In Lee et al. v. Binance, No. 22-972, 2024 U.S. App. LEXIS 5616, 96 F.4th 129 (2d Cir. March 8, 2024), the U.S. Court of Appeals for the Second Circuit reversed the district court’s dismissal of securities fraud class action claims against Binance, an international crypto-asset platform. The Court of Appeals held that purchasers plausibly alleged that transactions on the exchange which disclaimed having any physical location were domestic, thereby potentially subjecting Binance to U.S. securities laws.
Background
The dispute arose from purchases of “security tokens” (No. 22-972, slip op. at 7), a type of crypto-asset, sold on Binance’s platform. After the tokens lost significant value, purchasers residing in the United States filed suit alleging Binance unlawfully advertised, offered and sold the tokens without registering them as securities, in alleged violation of various state and federal securities laws.
Binance filed a motion to dismiss the case or, alternatively, to compel arbitration. In 2022, the trial court (U.S. District Court for the Southern District of New York) granted the motion to dismiss, finding that the claims constituted an impermissible extraterritorial application of U.S. securities laws, and that purchasers’ federal claims fell outside the applicable statute of limitations. Plaintiffs appealed.
Decision
The court identified two transactional steps where irrevocable liability was incurred.
- The transactions at issue were matched, and became irrevocable, on servers provided by Amazon Web Services, a U.S.-based company
- Purchasers transacted on Binance from U.S. states, with Binance’s terms of use specifying that buy orders became irrevocable when sent
The court also found that federal claims for purchases made during the year before filing suit were timely.
Importantly, the court noted that Binance presented a unique set of facts: Binance disclaimed a physical headquarters in any geographic location. Courts are concerned with the application of U.S. laws to foreign entities when that enforcement would conflict with regulations in the country where the entity is headquartered. That concern was not present in Binance, according to the court, as Binance was purportedly not subject to regulation by any regime.
As a result, this decision is a narrow one and suggests caution when a trading platform disclaims having any physical location. The Binance court acknowledged that under a different set of facts, “it may not always be appropriate to determine where matching occurred solely based on the location of servers the exchange runs on.” Slip op. at 21. Nevertheless, platforms running on a decentralized exchange should be cognizant that server location is among the factors a U.S. court may consider in determining whether securities claims may be brought against them.
The takeaway
Although the ruling in Binance is narrow and fact-specific, it highlights several factors that crypto-asset platforms should consider.
- Server location: The location of servers where transactions are matched can influence whether transactions are considered domestic. This is particularly relevant for decentralized exchanges that, unlike traditional exchanges, may not have a single location where matching occurs. Platforms that are not registered in a certain country and/or disclaim any physical location, as in Binance, must be aware that server location can give rise to securities claims under the irrevocable liability test.

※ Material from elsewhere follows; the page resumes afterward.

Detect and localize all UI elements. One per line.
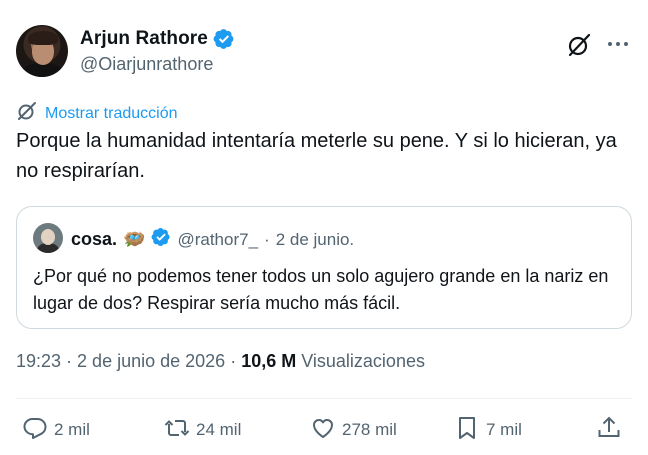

- User agreements: Where user agreements are signed and where purchases are placed are also important factors in determining where irrevocable liability was incurred. As with server location, the location where buy orders are placed will not necessarily be sufficient on its own to allege irrevocable liability. The Binance court found that the terms of use signed by purchasers from their respective U.S. states, which specified that buy orders became irrevocable when sent, combined with domestic payments made by purchasers in the United States, were sufficient to allege irrevocable liability.
- Regulatory compliance: Platforms should be aware that decentralized infrastructure does not automatically shield them from U.S. securities regulations. The Binance court acknowledged the sovereignty and comity concerns that underlie the application of the presumption against extraterritoriality to Exchange Act claims in the Supreme Court decision, Morrison v. National Australia Bank Ltd., 561 U.S. 247 (2010). When a foreign exchange is registered in a certain country, the application of U.S. securities laws risks incompatibility with the applicable laws of that country. Those concerns, however, diminish if a platform disclaims a physical location altogether. In Binance, the court made clear that disclaiming a physical location and denying the application of any other country’s securities regulations will not shield a platform from U.S. securities laws.
Conclusion
The Second Circuit’s decision in Lee v. Binance underscores the importance of understanding how various factors, including server location and user agreements, affect the application of U.S. securities laws to decentralized trading platforms. While the ruling is narrow, it serves as a crucial reminder for platforms to carefully consider their operations and legal strategies to ensure compliance with relevant regulations.